Integrated devices, and especially memories, are usually synchronized by a master clock signal. However, very often these integrated devices also require signals that are phase-shifted with respect to each other by a value less than a period of the clock signal; for example, these signals are used during data latching operations, bit line pre-charge operations for reading stored data, and the like.
Usually, the signals are phase-shifted directly within each integrated device (in technical jargon, on-chip); for this purpose, the integrated device is provided with one or more delay lines, each one applying a corresponding delay to an input signal (synchronous with the clock signal), so as to obtain a signal being delayed by this delay. Furthermore, to increase the flexibility of the integrated device, the delay lines are generally programmable, so that a target value of the delay may be set at will.
The delay lines are affected, however, by errors due to a number of reasons—such as an intrinsic variability of a manufacturing process of the integrated device, a change of the operating temperature of the integrated device, a drift of the characteristics of the integrated device, noise afflicting the integrated device, and the like. Said errors may cause substantial variations in the actual value of the delay being applied by each delay line with respect to a nominal value thereof (and hence in the corresponding delayed signals being emitted by it); for example, the actual value of the total delay may be up to 5 times larger than its nominal value.
It is, therefore, clear the need for trimming techniques of the delay lines to improve the accuracy of the delay applied by them; for example, the trimming of a delay line based on the discharge of a capacitor (previously loaded at a predefined voltage) may be obtained by appropriately varying the current used to discharge the capacitor.
A simple known trimming technique is of the open loop type; in this case, a trimming procedure is preliminary performed (e.g., in factory) by measuring the actual value of the delay (set to its target value) and trimming the delay line so that it equals its nominal value.

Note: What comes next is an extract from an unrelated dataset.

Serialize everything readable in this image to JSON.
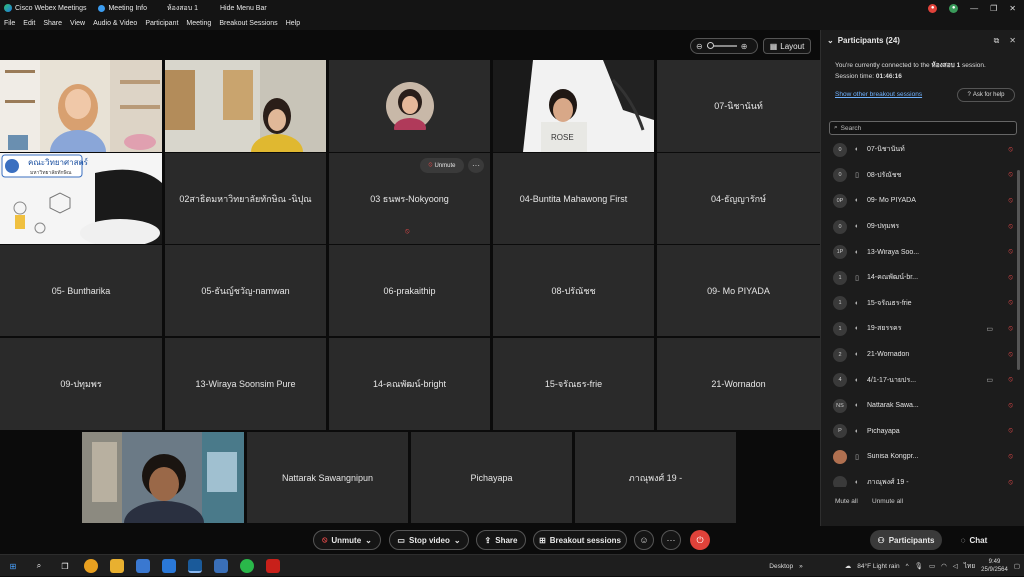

This technique, however, allows a correction of the static component only of the errors of the delay line (e.g., caused by the variability of the manufacturing process), but it may be completely ineffective with respect to a dynamic component thereof (e.g., caused by the temperature change and the characteristics drift).
A more complex known technique is, instead, of the closed loop type being based on a delay-locked loop (or DLL). In this case, there is used a feedback system comprising a phase detector that continuously measures a phase difference between the clock signal and a control signal, which is derived from the delayed signal (with the target value of the delay) in such a way to have a delay equal to an integer number of periods of the clock signal. The phase detector then trims the delay line according to a phase difference between the clock signal and the control signal, to obtain a locking condition in which these signals are in phase with each other (and thus the delayed signal actually has the target value of the delay).
This technique, however, is particularly expensive in terms of energy consumption, since the DLL should be kept always active because of the time required for reaching the locking condition (without which the delay line cannot be used). This disadvantage is particularly acute in integrated devices that require low power consumption (for example, in portable applications).
In addition, in some applications (e.g., non-volatile memories), the delay to be generated on-chip does not need to be extremely accurate (e.g., 500 ps accuracy over a delay of tens of nanoseconds may be sufficiently accurate); therefore, in such an application, a closed-loop solution may be too costly, while an open loop solution may not be accurate enough.